Efficacy, Safety and Tolerability of E2007 in Levodopa Treated Parkinson's Disease Patients With Motor Fluctuations
Status:
Terminated
Trial end date:
2008-04-01
Target enrollment:
Participant gender:
Summary
Randomised, double-blind, double dummy, parallel group design. Following the screening period
patients will be randomised at the baseline visit, in a 1:1:1 manner, to one of three
treatment arms; 4 mg E2007, 200 mg entacapone (with each dose of levodopa) or placebo. The
first 4 weeks of the double blind phase will be used to titrate patients on the E2007 arm
from 2 mg up to the maintenance dose of 4 mg. Patients randomised to entacapone or placebo
will have dummy up titrations to maintain the blind. Following this titration phase, patients
will remain on the maintenance dose for a further 14 weeks.
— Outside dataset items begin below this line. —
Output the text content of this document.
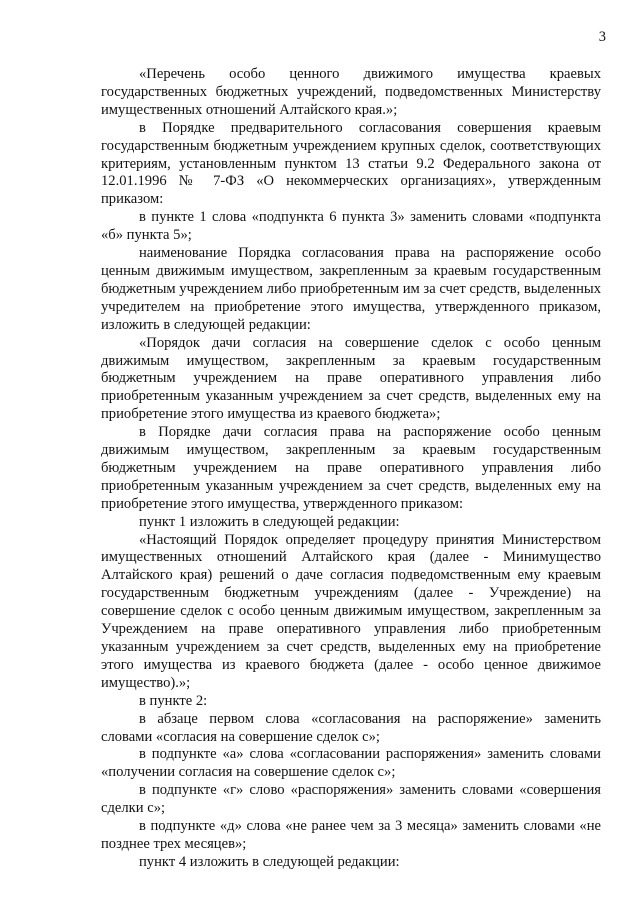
3

«Перечень особо ценного движимого имущества краевых государственных бюджетных учреждений, подведомственных Министерству имущественных отношений Алтайского края.»;

в Порядке предварительного согласования совершения краевым государственным бюджетным учреждением крупных сделок, соответствующих критериям, установленным пунктом 13 статьи 9.2 Федерального закона от 12.01.1996 № 7-ФЗ «О некоммерческих организациях», утвержденным приказом:

в пункте 1 слова «подпункта 6 пункта 3» заменить словами «подпункта «б» пункта 5»;

наименование Порядка согласования права на распоряжение особо ценным движимым имуществом, закрепленным за краевым государственным бюджетным учреждением либо приобретенным им за счет средств, выделенных учредителем на приобретение этого имущества, утвержденного приказом, изложить в следующей редакции:

«Порядок дачи согласия на совершение сделок с особо ценным движимым имуществом, закрепленным за краевым государственным бюджетным учреждением на праве оперативного управления либо приобретенным указанным учреждением за счет средств, выделенных ему на приобретение этого имущества из краевого бюджета»;

в Порядке дачи согласия права на распоряжение особо ценным движимым имуществом, закрепленным за краевым государственным бюджетным учреждением на праве оперативного управления либо приобретенным указанным учреждением за счет средств, выделенных ему на приобретение этого имущества, утвержденного приказом:

пункт 1 изложить в следующей редакции:

«Настоящий Порядок определяет процедуру принятия Министерством имущественных отношений Алтайского края (далее - Минимущество Алтайского края) решений о даче согласия подведомственным ему краевым государственным бюджетным учреждениям (далее - Учреждение) на совершение сделок с особо ценным движимым имуществом, закрепленным за Учреждением на праве оперативного управления либо приобретенным указанным учреждением за счет средств, выделенных ему на приобретение этого имущества из краевого бюджета (далее - особо ценное движимое имущество).»;

в пункте 2:

в абзаце первом слова «согласования на распоряжение» заменить словами «согласия на совершение сделок с»;

в подпункте «а» слова «согласовании распоряжения» заменить словами «получении согласия на совершение сделок с»;

в подпункте «г» слово «распоряжения» заменить словами «совершения сделки с»;

в подпункте «д» слова «не ранее чем за 3 месяца» заменить словами «не позднее трех месяцев»;

пункт 4 изложить в следующей редакции:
Patients will have visits at 2, 4, 6, 10, 14 and 18 weeks after baseline. A follow up visit
will be performed at Week 22.
A home diary will be completed in which patients rate themselves as either:
1. "OFF"
2. "ON" without dyskinesias
3. "ON" with non-troublesome dyskinesias
4. "ON" with troublesome dyskinesias
5. Asleep
These entries will be completed every 30 minutes during the waking day and will be completed
for three consecutive days immediately prior to visits at Baseline, Weeks 6, 10, 18 and 22.
At Baseline (Day 0), week 10 and 18 the Unified Parkinson's Disease Rating Scale (UPDRS -
Parts I, II , III and IV) will be performed.
At the end of the treatment period (Week 18), patients will undergo final efficacy and safety
assessments and will stop taking the study medication they were receiving. They will be seen
4 weeks later for a follow up visit.